Adulthood for humans has been generally summarized for most of us in the biblical verse from 1 Corinthians: "When I was a child, I spake as a child, I understood as a child, I thought as a child; but when I became a man, I put away childish things." I don't know about you, but I raised two children, and was amazed -- horrified, actually -- at how the process of indoctrination we call "growing up" amounted to encouraging our kids, with materialistic carrots and sticks, to put away their curiosity, their eagerness to question, their desire to understand everything, their undisciplined but eager creativity. They retained some of it, of course, despite the best efforts of a politically driven education system, and remain maladjusted to that extent.
But what was picked up in place of what was put away? Is an adult just a non-child, one who has put aside the things that make humans interesting? The discourse in 1 Corinthians avoids that question; the next verse begins, "For now we see as through a glass, darkly." Indeed. Change the subject.
Back to "Operation Migration": Does it work? The short answer is yes; we won't know the long answer for a long time. Winter before last, a sedge of whooping cranes followed the funny little airplane all the way to a winter ground in Florida -- 30-mile days, with cooperating farmers lined up all the way -- and made it back to a Wisconsin breeding area for the summer. The population should grow, with the cranes taking care of one egg and humans taking care of the other. Theoretically, the mature whoopers will eventually take over for the airplane, and if their Florida home doesn't get subdivided, they might even begin to thrive again.
So there is something that works, sort of -- for cranes. I am Homo sapiens sapiens, thinking, thinking about how we might invest our big brains to help ourselves the way we are able to help the cranes. Well, my analogy just cracked, I think; I was about to say: "the way we are able to help the cranes invest their big wings in a fundamentally incomprehensible (some might say ridiculous) transcontinental flight to breed in a cold place they won't stay in long before flying back. ..." Is the adult state of Homo sapiens sapiens going to be something like that? Something that -- cranish? It's worked for the cranes for a long time. Does it matter that it is only beautiful?
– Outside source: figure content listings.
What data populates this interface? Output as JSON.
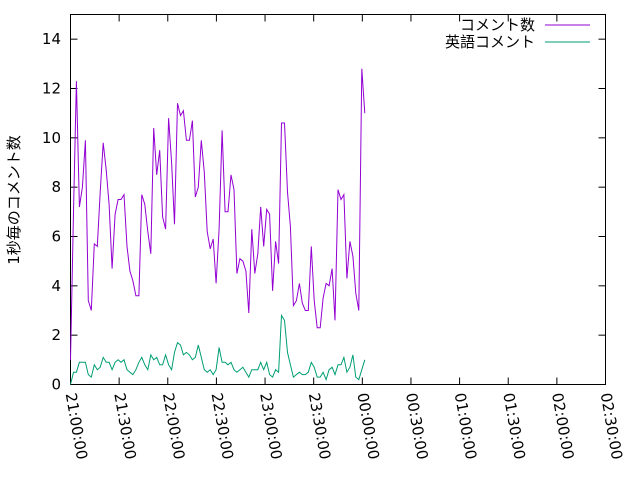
{
  "chart_data": {
    "type": "line",
    "title": "",
    "xlabel": "",
    "ylabel": "1秒毎のコメント数",
    "ylim": [
      0,
      15
    ],
    "yticks": [
      0,
      2,
      4,
      6,
      8,
      10,
      12,
      14
    ],
    "xlim": [
      "21:00:00",
      "02:30:00"
    ],
    "xticks": [
      "21:00:00",
      "21:30:00",
      "22:00:00",
      "22:30:00",
      "23:00:00",
      "23:30:00",
      "00:00:00",
      "00:30:00",
      "01:00:00",
      "01:30:00",
      "02:00:00",
      "02:30:00"
    ],
    "grid": false,
    "legend_position": "top-right",
    "series": [
      {
        "name": "コメント数",
        "color": "#9400d3",
        "points": [
          [
            "21:00:00",
            1.0
          ],
          [
            "21:01:50",
            7.0
          ],
          [
            "21:03:40",
            12.3
          ],
          [
            "21:05:30",
            7.2
          ],
          [
            "21:07:20",
            8.0
          ],
          [
            "21:09:10",
            9.9
          ],
          [
            "21:11:00",
            3.4
          ],
          [
            "21:12:50",
            3.0
          ],
          [
            "21:14:40",
            5.7
          ],
          [
            "21:16:30",
            5.6
          ],
          [
            "21:18:20",
            7.8
          ],
          [
            "21:20:10",
            9.8
          ],
          [
            "21:22:00",
            8.7
          ],
          [
            "21:23:50",
            7.3
          ],
          [
            "21:25:40",
            4.7
          ],
          [
            "21:27:30",
            6.9
          ],
          [
            "21:29:20",
            7.5
          ],
          [
            "21:31:10",
            7.5
          ],
          [
            "21:33:00",
            7.7
          ],
          [
            "21:34:50",
            5.6
          ],
          [
            "21:36:40",
            4.6
          ],
          [
            "21:38:30",
            4.2
          ],
          [
            "21:40:20",
            3.6
          ],
          [
            "21:42:10",
            3.6
          ],
          [
            "21:44:00",
            7.7
          ],
          [
            "21:45:50",
            7.3
          ],
          [
            "21:47:40",
            6.2
          ],
          [
            "21:49:30",
            5.3
          ],
          [
            "21:51:20",
            10.4
          ],
          [
            "21:53:10",
            8.5
          ],
          [
            "21:55:00",
            9.5
          ],
          [
            "21:56:50",
            6.8
          ],
          [
            "21:58:40",
            6.3
          ],
          [
            "22:00:30",
            10.8
          ],
          [
            "22:02:20",
            9.0
          ],
          [
            "22:04:10",
            6.5
          ],
          [
            "22:06:00",
            11.4
          ],
          [
            "22:07:50",
            10.9
          ],
          [
            "22:09:40",
            11.1
          ],
          [
            "22:11:30",
            9.9
          ],
          [
            "22:13:20",
            9.9
          ],
          [
            "22:15:10",
            10.7
          ],
          [
            "22:17:00",
            7.6
          ],
          [
            "22:18:50",
            8.0
          ],
          [
            "22:20:40",
            9.9
          ],
          [
            "22:22:30",
            8.6
          ],
          [
            "22:24:20",
            6.2
          ],
          [
            "22:26:10",
            5.5
          ],
          [
            "22:28:00",
            5.9
          ],
          [
            "22:29:50",
            4.1
          ],
          [
            "22:31:40",
            6.3
          ],
          [
            "22:33:30",
            10.3
          ],
          [
            "22:35:20",
            7.0
          ],
          [
            "22:37:10",
            7.0
          ],
          [
            "22:39:00",
            8.5
          ],
          [
            "22:40:50",
            7.9
          ],
          [
            "22:42:40",
            4.5
          ],
          [
            "22:44:30",
            5.1
          ],
          [
            "22:46:20",
            5.0
          ],
          [
            "22:48:10",
            4.6
          ],
          [
            "22:50:00",
            2.9
          ],
          [
            "22:51:50",
            6.3
          ],
          [
            "22:53:40",
            4.5
          ],
          [
            "22:55:30",
            5.3
          ],
          [
            "22:57:20",
            7.2
          ],
          [
            "22:59:10",
            5.6
          ],
          [
            "23:01:00",
            7.1
          ],
          [
            "23:02:50",
            6.9
          ],
          [
            "23:04:40",
            3.8
          ],
          [
            "23:06:30",
            5.8
          ],
          [
            "23:08:20",
            4.9
          ],
          [
            "23:10:10",
            10.6
          ],
          [
            "23:12:00",
            10.6
          ],
          [
            "23:13:50",
            7.8
          ],
          [
            "23:15:40",
            6.4
          ],
          [
            "23:17:30",
            3.2
          ],
          [
            "23:19:20",
            3.4
          ],
          [
            "23:21:10",
            4.1
          ],
          [
            "23:23:00",
            3.3
          ],
          [
            "23:24:50",
            3.0
          ],
          [
            "23:26:40",
            3.0
          ],
          [
            "23:28:30",
            5.6
          ],
          [
            "23:30:20",
            3.4
          ],
          [
            "23:32:10",
            2.3
          ],
          [
            "23:34:00",
            2.3
          ],
          [
            "23:35:50",
            3.5
          ],
          [
            "23:37:40",
            4.1
          ],
          [
            "23:39:30",
            4.0
          ],
          [
            "23:41:20",
            4.7
          ],
          [
            "23:43:10",
            2.6
          ],
          [
            "23:45:00",
            7.9
          ],
          [
            "23:46:50",
            7.5
          ],
          [
            "23:48:40",
            7.7
          ],
          [
            "23:50:30",
            4.3
          ],
          [
            "23:52:20",
            5.8
          ],
          [
            "23:54:10",
            5.2
          ],
          [
            "23:56:00",
            3.7
          ],
          [
            "23:57:50",
            3.0
          ],
          [
            "23:59:40",
            12.8
          ],
          [
            "00:01:30",
            11.0
          ]
        ]
      },
      {
        "name": "英語コメント",
        "color": "#009e73",
        "points": [
          [
            "21:00:00",
            0.0
          ],
          [
            "21:01:50",
            0.5
          ],
          [
            "21:03:40",
            0.5
          ],
          [
            "21:05:30",
            0.9
          ],
          [
            "21:07:20",
            0.9
          ],
          [
            "21:09:10",
            0.9
          ],
          [
            "21:11:00",
            0.4
          ],
          [
            "21:12:50",
            0.3
          ],
          [
            "21:14:40",
            0.8
          ],
          [
            "21:16:30",
            0.6
          ],
          [
            "21:18:20",
            0.7
          ],
          [
            "21:20:10",
            1.1
          ],
          [
            "21:22:00",
            0.9
          ],
          [
            "21:23:50",
            0.9
          ],
          [
            "21:25:40",
            0.6
          ],
          [
            "21:27:30",
            0.9
          ],
          [
            "21:29:20",
            1.0
          ],
          [
            "21:31:10",
            0.9
          ],
          [
            "21:33:00",
            1.0
          ],
          [
            "21:34:50",
            0.6
          ],
          [
            "21:36:40",
            0.5
          ],
          [
            "21:38:30",
            0.4
          ],
          [
            "21:40:20",
            0.6
          ],
          [
            "21:42:10",
            0.9
          ],
          [
            "21:44:00",
            1.1
          ],
          [
            "21:45:50",
            0.8
          ],
          [
            "21:47:40",
            0.6
          ],
          [
            "21:49:30",
            1.2
          ],
          [
            "21:51:20",
            1.0
          ],
          [
            "21:53:10",
            1.1
          ],
          [
            "21:55:00",
            0.8
          ],
          [
            "21:56:50",
            0.8
          ],
          [
            "21:58:40",
            1.2
          ],
          [
            "22:00:30",
            0.8
          ],
          [
            "22:02:20",
            0.6
          ],
          [
            "22:04:10",
            1.3
          ],
          [
            "22:06:00",
            1.7
          ],
          [
            "22:07:50",
            1.6
          ],
          [
            "22:09:40",
            1.2
          ],
          [
            "22:11:30",
            1.3
          ],
          [
            "22:13:20",
            1.2
          ],
          [
            "22:15:10",
            1.0
          ],
          [
            "22:17:00",
            1.1
          ],
          [
            "22:18:50",
            1.6
          ],
          [
            "22:20:40",
            1.1
          ],
          [
            "22:22:30",
            0.6
          ],
          [
            "22:24:20",
            0.5
          ],
          [
            "22:26:10",
            0.6
          ],
          [
            "22:28:00",
            0.4
          ],
          [
            "22:29:50",
            0.6
          ],
          [
            "22:31:40",
            1.5
          ],
          [
            "22:33:30",
            0.9
          ],
          [
            "22:35:20",
            0.9
          ],
          [
            "22:37:10",
            0.8
          ],
          [
            "22:39:00",
            0.9
          ],
          [
            "22:40:50",
            0.6
          ],
          [
            "22:42:40",
            0.5
          ],
          [
            "22:44:30",
            0.6
          ],
          [
            "22:46:20",
            0.7
          ],
          [
            "22:48:10",
            0.5
          ],
          [
            "22:50:00",
            0.3
          ],
          [
            "22:51:50",
            0.6
          ],
          [
            "22:53:40",
            0.6
          ],
          [
            "22:55:30",
            0.6
          ],
          [
            "22:57:20",
            0.9
          ],
          [
            "22:59:10",
            0.6
          ],
          [
            "23:01:00",
            0.9
          ],
          [
            "23:02:50",
            0.4
          ],
          [
            "23:04:40",
            0.3
          ],
          [
            "23:06:30",
            0.6
          ],
          [
            "23:08:20",
            0.5
          ],
          [
            "23:10:10",
            2.8
          ],
          [
            "23:12:00",
            2.6
          ],
          [
            "23:13:50",
            1.3
          ],
          [
            "23:15:40",
            0.8
          ],
          [
            "23:17:30",
            0.3
          ],
          [
            "23:19:20",
            0.4
          ],
          [
            "23:21:10",
            0.5
          ],
          [
            "23:23:00",
            0.4
          ],
          [
            "23:24:50",
            0.4
          ],
          [
            "23:26:40",
            0.5
          ],
          [
            "23:28:30",
            0.9
          ],
          [
            "23:30:20",
            0.7
          ],
          [
            "23:32:10",
            0.3
          ],
          [
            "23:34:00",
            0.3
          ],
          [
            "23:35:50",
            0.5
          ],
          [
            "23:37:40",
            0.2
          ],
          [
            "23:39:30",
            0.6
          ],
          [
            "23:41:20",
            0.7
          ],
          [
            "23:43:10",
            0.4
          ],
          [
            "23:45:00",
            0.8
          ],
          [
            "23:46:50",
            0.8
          ],
          [
            "23:48:40",
            1.1
          ],
          [
            "23:50:30",
            0.5
          ],
          [
            "23:52:20",
            0.7
          ],
          [
            "23:54:10",
            1.2
          ],
          [
            "23:56:00",
            0.3
          ],
          [
            "23:57:50",
            0.2
          ],
          [
            "23:59:40",
            0.6
          ],
          [
            "00:01:30",
            1.0
          ]
        ]
      }
    ]
  }
}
The cranish people at least provide an alternative of sorts. Should I, should we, continue to follow these serious alpha types who thrust themselves upon us, insist that we let them lead, but whose sense of adulthood seems to be St. Paul crossed with the playground bully we learned as children to edge our way around? Or should we hang with cranish people who apply wonderful imagination to ideas for saving cranes from the rest of us? Between those extremes, who should we look to -- where is "the superman," the "ubermensch," the "oversoul"? Where do we go for the next us?
Maybe Paul Simon said it best: Still cranish, after all these years.